Tahiri sighs. "I went willingly," she says at last. "He was manipulating me about saving Anakin, but not about . . . that. And it wasn't until after he and Tenel Ka broke up, after he kidnapped Allana. I wouldn't never have . . ."

"I'm not judging. I know Jacen was a monster, but I'm glad that it didn't extend to that."

"I'd have killed him in his sleep if he'd done that to me," Tahiri tells her bluntly.

Jaina calls water bottles over for both of them, and cracks hers open. "I'd have held him down if he had."

After a moment, Tahiri snorts softly. "We're a mess. Here I am, I've been involved with both of your brothers, who are now dead . . . You went dark after Anakin died. Why didn't you after you killed Jacen?"

Looking down at her hand, the one Jacen smashed, Jaina says, "Because I did after Anakin. Because I knew how not to the second time. Because people cared more the second time than they did the first."

"You had Jag, after Jacen. You weren't in a relationship after Anakin's death. He was good for you."

"That's part of it. Being older helped. But also . . ." She hesitates, knowing that she can't tell Tahiri everything. Her friend still thinks Jag hung the moon, and Jaina doesn't. "Because . . . Anakin's death was a sudden shock, and Jacen's death I planned."

They're both quiet for a long time. Then Jaina says, "If I could make a wish, and have that one thing come true? The Yuuzhan Vong would never have come to our galaxy. No one would have died. Jacen wouldn't have fallen. Raynar wouldn't have become what he did."

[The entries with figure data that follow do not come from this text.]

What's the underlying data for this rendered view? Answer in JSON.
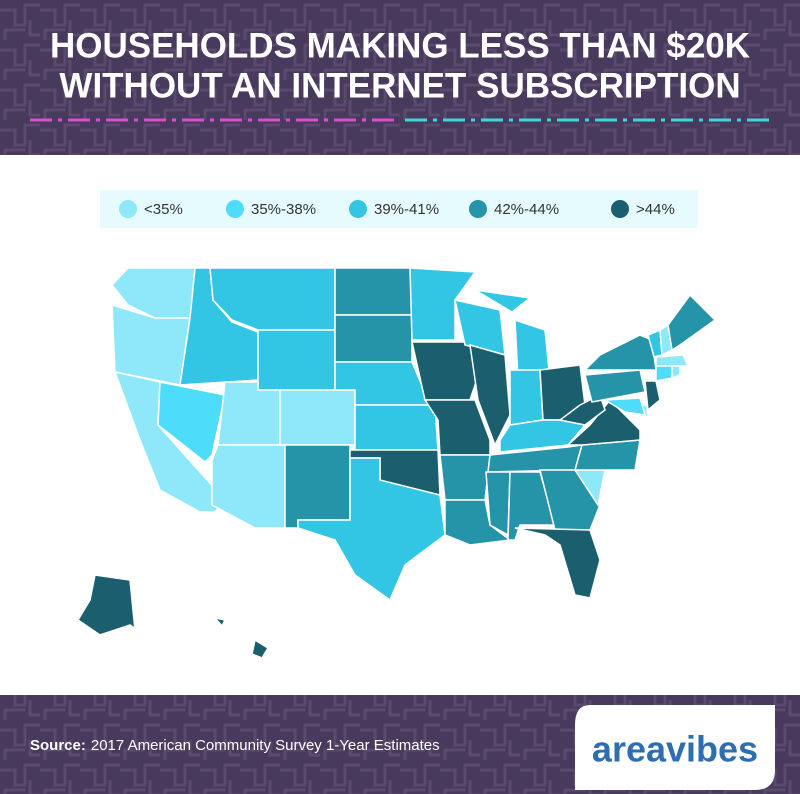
{
  "header": {
    "title_lines": [
      "HOUSEHOLDS MAKING LESS THAN $20K",
      "WITHOUT AN INTERNET SUBSCRIPTION"
    ]
  },
  "legend": [
    {
      "label": "<35%",
      "color": "#8fe8fa"
    },
    {
      "label": "35%-38%",
      "color": "#4ddcfa"
    },
    {
      "label": "39%-41%",
      "color": "#33c6e4"
    },
    {
      "label": "42%-44%",
      "color": "#2694a8"
    },
    {
      "label": ">44%",
      "color": "#1b5f6e"
    }
  ],
  "map": {
    "state_bins": [
      0,
      0,
      0,
      1,
      2,
      2,
      2,
      0,
      0,
      0,
      3,
      3,
      3,
      2,
      2,
      4,
      2,
      2,
      4,
      4,
      3,
      3,
      2,
      4,
      2,
      2,
      4,
      2,
      3,
      3,
      3,
      3,
      4,
      0,
      3,
      4,
      4,
      3,
      3,
      2,
      2,
      0,
      3,
      0,
      1,
      0,
      4,
      0,
      1,
      4,
      4,
      4
    ]
  },
  "footer": {
    "source_label": "Source:",
    "source_text": "2017 American Community Survey 1-Year Estimates",
    "logo": "areavibes"
  }
}
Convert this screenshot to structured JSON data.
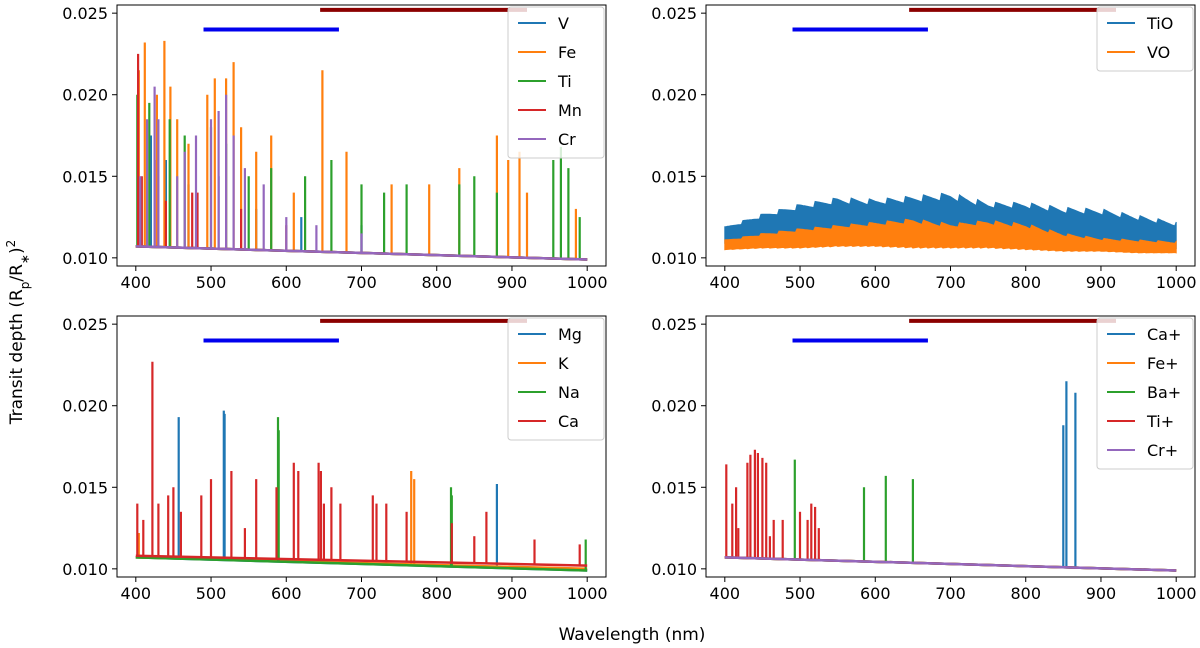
{
  "figure": {
    "xlabel": "Wavelength (nm)",
    "ylabel_main": "Transit depth (R",
    "ylabel_sub1": "p",
    "ylabel_mid": "/R",
    "ylabel_sub2": "∗",
    "ylabel_close": ")",
    "ylabel_sup": "2"
  },
  "chart_data": [
    {
      "type": "line",
      "title": "",
      "xlabel": "",
      "ylabel": "",
      "xlim": [
        375,
        1025
      ],
      "ylim": [
        0.0095,
        0.0255
      ],
      "xticks": [
        "400",
        "500",
        "600",
        "700",
        "800",
        "900",
        "1000"
      ],
      "yticks": [
        "0.010",
        "0.015",
        "0.020",
        "0.025"
      ],
      "legend_position": "top-right",
      "bands": [
        {
          "color": "#0000ee",
          "x": [
            490,
            670
          ],
          "y": 0.024
        },
        {
          "color": "#8b0000",
          "x": [
            645,
            920
          ],
          "y": 0.0252
        }
      ],
      "series": [
        {
          "name": "V",
          "color": "#1f77b4",
          "base": [
            0.0107,
            0.0099
          ],
          "spikes": [
            [
              405,
              0.0145
            ],
            [
              420,
              0.0175
            ],
            [
              440,
              0.016
            ],
            [
              470,
              0.0145
            ],
            [
              510,
              0.015
            ],
            [
              560,
              0.013
            ],
            [
              620,
              0.0125
            ],
            [
              700,
              0.012
            ]
          ]
        },
        {
          "name": "Fe",
          "color": "#ff7f0e",
          "base": [
            0.0107,
            0.0099
          ],
          "spikes": [
            [
              404,
              0.0215
            ],
            [
              412,
              0.0232
            ],
            [
              428,
              0.02
            ],
            [
              438,
              0.0233
            ],
            [
              446,
              0.0205
            ],
            [
              455,
              0.0185
            ],
            [
              470,
              0.017
            ],
            [
              495,
              0.02
            ],
            [
              505,
              0.021
            ],
            [
              520,
              0.021
            ],
            [
              530,
              0.022
            ],
            [
              540,
              0.018
            ],
            [
              560,
              0.0165
            ],
            [
              580,
              0.0175
            ],
            [
              610,
              0.014
            ],
            [
              648,
              0.0215
            ],
            [
              680,
              0.0165
            ],
            [
              740,
              0.0145
            ],
            [
              790,
              0.0145
            ],
            [
              830,
              0.0155
            ],
            [
              880,
              0.0175
            ],
            [
              895,
              0.016
            ],
            [
              910,
              0.0165
            ],
            [
              920,
              0.014
            ],
            [
              985,
              0.013
            ]
          ]
        },
        {
          "name": "Ti",
          "color": "#2ca02c",
          "base": [
            0.0107,
            0.0099
          ],
          "spikes": [
            [
              402,
              0.02
            ],
            [
              418,
              0.0195
            ],
            [
              445,
              0.0185
            ],
            [
              465,
              0.0175
            ],
            [
              500,
              0.018
            ],
            [
              520,
              0.017
            ],
            [
              550,
              0.015
            ],
            [
              580,
              0.0155
            ],
            [
              625,
              0.015
            ],
            [
              660,
              0.016
            ],
            [
              700,
              0.0145
            ],
            [
              730,
              0.014
            ],
            [
              760,
              0.0145
            ],
            [
              830,
              0.0145
            ],
            [
              850,
              0.015
            ],
            [
              880,
              0.014
            ],
            [
              955,
              0.016
            ],
            [
              965,
              0.0168
            ],
            [
              975,
              0.0155
            ],
            [
              990,
              0.0125
            ]
          ]
        },
        {
          "name": "Mn",
          "color": "#d62728",
          "base": [
            0.0107,
            0.0099
          ],
          "spikes": [
            [
              403,
              0.0225
            ],
            [
              408,
              0.015
            ],
            [
              425,
              0.016
            ],
            [
              440,
              0.0135
            ],
            [
              475,
              0.014
            ],
            [
              482,
              0.014
            ],
            [
              540,
              0.013
            ],
            [
              600,
              0.012
            ]
          ]
        },
        {
          "name": "Cr",
          "color": "#9467bd",
          "base": [
            0.0107,
            0.0099
          ],
          "spikes": [
            [
              406,
              0.015
            ],
            [
              415,
              0.0185
            ],
            [
              425,
              0.0205
            ],
            [
              430,
              0.0185
            ],
            [
              455,
              0.015
            ],
            [
              465,
              0.0165
            ],
            [
              480,
              0.0175
            ],
            [
              500,
              0.0185
            ],
            [
              510,
              0.019
            ],
            [
              520,
              0.02
            ],
            [
              530,
              0.0175
            ],
            [
              545,
              0.0155
            ],
            [
              570,
              0.0145
            ],
            [
              600,
              0.0125
            ],
            [
              640,
              0.012
            ],
            [
              700,
              0.0115
            ]
          ]
        }
      ]
    },
    {
      "type": "line",
      "title": "",
      "xlabel": "",
      "ylabel": "",
      "xlim": [
        375,
        1025
      ],
      "ylim": [
        0.0095,
        0.0255
      ],
      "xticks": [
        "400",
        "500",
        "600",
        "700",
        "800",
        "900",
        "1000"
      ],
      "yticks": [
        "0.010",
        "0.015",
        "0.020",
        "0.025"
      ],
      "legend_position": "top-right",
      "bands": [
        {
          "color": "#0000ee",
          "x": [
            490,
            670
          ],
          "y": 0.024
        },
        {
          "color": "#8b0000",
          "x": [
            645,
            920
          ],
          "y": 0.0252
        }
      ],
      "series": [
        {
          "name": "TiO",
          "color": "#1f77b4",
          "band": {
            "x": [
              400,
              450,
              500,
              550,
              600,
              650,
              700,
              750,
              800,
              850,
              900,
              950,
              1000
            ],
            "low": [
              0.0109,
              0.0111,
              0.0112,
              0.0113,
              0.0114,
              0.0113,
              0.0112,
              0.0113,
              0.0112,
              0.0109,
              0.0108,
              0.0107,
              0.0106
            ],
            "high": [
              0.0119,
              0.0127,
              0.0133,
              0.0137,
              0.0136,
              0.0138,
              0.014,
              0.0134,
              0.0134,
              0.0131,
              0.013,
              0.0126,
              0.0122
            ]
          }
        },
        {
          "name": "VO",
          "color": "#ff7f0e",
          "band": {
            "x": [
              400,
              450,
              500,
              550,
              600,
              650,
              700,
              750,
              800,
              850,
              900,
              950,
              1000
            ],
            "low": [
              0.0105,
              0.0106,
              0.0106,
              0.0107,
              0.0107,
              0.0106,
              0.0106,
              0.0106,
              0.0105,
              0.0104,
              0.0104,
              0.0103,
              0.0103
            ],
            "high": [
              0.0111,
              0.0115,
              0.0118,
              0.012,
              0.0122,
              0.0124,
              0.0121,
              0.0123,
              0.0121,
              0.0115,
              0.0112,
              0.0111,
              0.011
            ]
          }
        }
      ]
    },
    {
      "type": "line",
      "title": "",
      "xlabel": "",
      "ylabel": "",
      "xlim": [
        375,
        1025
      ],
      "ylim": [
        0.0095,
        0.0255
      ],
      "xticks": [
        "400",
        "500",
        "600",
        "700",
        "800",
        "900",
        "1000"
      ],
      "yticks": [
        "0.010",
        "0.015",
        "0.020",
        "0.025"
      ],
      "legend_position": "top-right",
      "bands": [
        {
          "color": "#0000ee",
          "x": [
            490,
            670
          ],
          "y": 0.024
        },
        {
          "color": "#8b0000",
          "x": [
            645,
            920
          ],
          "y": 0.0252
        }
      ],
      "series": [
        {
          "name": "Mg",
          "color": "#1f77b4",
          "base": [
            0.0107,
            0.0099
          ],
          "spikes": [
            [
              457,
              0.0193
            ],
            [
              517,
              0.0197
            ],
            [
              518,
              0.0195
            ],
            [
              880,
              0.0152
            ]
          ]
        },
        {
          "name": "K",
          "color": "#ff7f0e",
          "base": [
            0.0107,
            0.01
          ],
          "spikes": [
            [
              404,
              0.0122
            ],
            [
              766,
              0.016
            ],
            [
              770,
              0.0155
            ]
          ]
        },
        {
          "name": "Na",
          "color": "#2ca02c",
          "base": [
            0.0107,
            0.0099
          ],
          "spikes": [
            [
              589,
              0.0193
            ],
            [
              590,
              0.0185
            ],
            [
              819,
              0.015
            ],
            [
              820,
              0.0145
            ],
            [
              998,
              0.0118
            ]
          ]
        },
        {
          "name": "Ca",
          "color": "#d62728",
          "base": [
            0.0108,
            0.0102
          ],
          "spikes": [
            [
              402,
              0.014
            ],
            [
              410,
              0.013
            ],
            [
              422,
              0.0227
            ],
            [
              430,
              0.014
            ],
            [
              443,
              0.0145
            ],
            [
              450,
              0.015
            ],
            [
              460,
              0.0135
            ],
            [
              487,
              0.0145
            ],
            [
              500,
              0.0155
            ],
            [
              527,
              0.016
            ],
            [
              545,
              0.0125
            ],
            [
              560,
              0.0155
            ],
            [
              587,
              0.015
            ],
            [
              610,
              0.0165
            ],
            [
              616,
              0.016
            ],
            [
              643,
              0.0165
            ],
            [
              646,
              0.016
            ],
            [
              650,
              0.014
            ],
            [
              660,
              0.015
            ],
            [
              672,
              0.014
            ],
            [
              715,
              0.0145
            ],
            [
              720,
              0.014
            ],
            [
              733,
              0.014
            ],
            [
              760,
              0.0135
            ],
            [
              820,
              0.0128
            ],
            [
              850,
              0.012
            ],
            [
              866,
              0.0135
            ],
            [
              930,
              0.0118
            ],
            [
              990,
              0.0115
            ]
          ]
        }
      ]
    },
    {
      "type": "line",
      "title": "",
      "xlabel": "",
      "ylabel": "",
      "xlim": [
        375,
        1025
      ],
      "ylim": [
        0.0095,
        0.0255
      ],
      "xticks": [
        "400",
        "500",
        "600",
        "700",
        "800",
        "900",
        "1000"
      ],
      "yticks": [
        "0.010",
        "0.015",
        "0.020",
        "0.025"
      ],
      "legend_position": "top-right",
      "bands": [
        {
          "color": "#0000ee",
          "x": [
            490,
            670
          ],
          "y": 0.024
        },
        {
          "color": "#8b0000",
          "x": [
            645,
            920
          ],
          "y": 0.0252
        }
      ],
      "series": [
        {
          "name": "Ca+",
          "color": "#1f77b4",
          "base": [
            0.0107,
            0.0099
          ],
          "spikes": [
            [
              850,
              0.0188
            ],
            [
              854,
              0.0215
            ],
            [
              866,
              0.0208
            ]
          ]
        },
        {
          "name": "Fe+",
          "color": "#ff7f0e",
          "base": [
            0.0107,
            0.0099
          ],
          "spikes": []
        },
        {
          "name": "Ba+",
          "color": "#2ca02c",
          "base": [
            0.0107,
            0.0099
          ],
          "spikes": [
            [
              493,
              0.0167
            ],
            [
              585,
              0.015
            ],
            [
              614,
              0.0157
            ],
            [
              650,
              0.0155
            ]
          ]
        },
        {
          "name": "Ti+",
          "color": "#d62728",
          "base": [
            0.0107,
            0.0099
          ],
          "spikes": [
            [
              402,
              0.0164
            ],
            [
              410,
              0.014
            ],
            [
              415,
              0.015
            ],
            [
              418,
              0.0125
            ],
            [
              430,
              0.0165
            ],
            [
              434,
              0.017
            ],
            [
              440,
              0.0173
            ],
            [
              444,
              0.0171
            ],
            [
              450,
              0.0168
            ],
            [
              455,
              0.0165
            ],
            [
              460,
              0.012
            ],
            [
              465,
              0.013
            ],
            [
              477,
              0.013
            ],
            [
              500,
              0.0135
            ],
            [
              510,
              0.013
            ],
            [
              515,
              0.014
            ],
            [
              520,
              0.0138
            ],
            [
              525,
              0.0125
            ]
          ]
        },
        {
          "name": "Cr+",
          "color": "#9467bd",
          "base": [
            0.0107,
            0.0099
          ],
          "spikes": []
        }
      ]
    }
  ]
}
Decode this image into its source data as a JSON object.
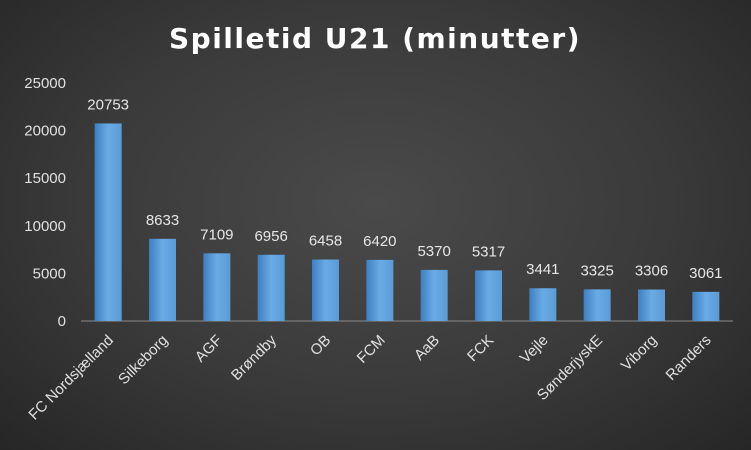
{
  "chart_data": {
    "type": "bar",
    "title": "Spilletid U21 (minutter)",
    "xlabel": "",
    "ylabel": "",
    "categories": [
      "FC Nordsjælland",
      "Silkeborg",
      "AGF",
      "Brøndby",
      "OB",
      "FCM",
      "AaB",
      "FCK",
      "Vejle",
      "SønderjyskE",
      "Viborg",
      "Randers"
    ],
    "values": [
      20753,
      8633,
      7109,
      6956,
      6458,
      6420,
      5370,
      5317,
      3441,
      3325,
      3306,
      3061
    ],
    "yticks": [
      "0",
      "5000",
      "10000",
      "15000",
      "20000",
      "25000"
    ],
    "ylim": [
      0,
      25000
    ],
    "grid": false,
    "legend": "none",
    "bar_color": "#5b9bd5",
    "bar_color_light": "#6aaae6",
    "bar_color_dark": "#3f7fbf"
  }
}
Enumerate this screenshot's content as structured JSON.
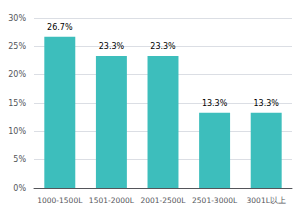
{
  "chart_data": {
    "type": "bar",
    "categories": [
      "1000-1500L",
      "1501-2000L",
      "2001-2500L",
      "2501-3000L",
      "3001L以上"
    ],
    "values": [
      26.7,
      23.3,
      23.3,
      13.3,
      13.3
    ],
    "value_labels": [
      "26.7%",
      "23.3%",
      "23.3%",
      "13.3%",
      "13.3%"
    ],
    "data_labels": true,
    "color": "#3DBEBC",
    "ylim": [
      0,
      30
    ],
    "yticks": [
      {
        "value": 0,
        "label": "0%"
      },
      {
        "value": 5,
        "label": "5%"
      },
      {
        "value": 10,
        "label": "10%"
      },
      {
        "value": 15,
        "label": "15%"
      },
      {
        "value": 20,
        "label": "20%"
      },
      {
        "value": 25,
        "label": "25%"
      },
      {
        "value": 30,
        "label": "30%"
      }
    ],
    "grid": true
  }
}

She likely would have never met Jag because they wouldn't have emerged from Chiss space to fight the Vong. And Kyp . . . She probably would have ended up with Kyp ten years sooner, at least, because there had been something there all along, since she was sixteen and had run into him at the academy. She just hadn't seen it until now. Had he?

"Yeah, that's a good wish. Too bad we can't change the past, huh?" Tahiri gets to her feet, more gracefully than Jaina might have at that moment, and stretches her arms behind her head. "I'm gonna hit the showers. I'll see you later."

Jaina nods, watches her go towards the locker rooms. She wants to tell her about Kyp, but now isn't the time.

She wonders if Tahiri will ever understand.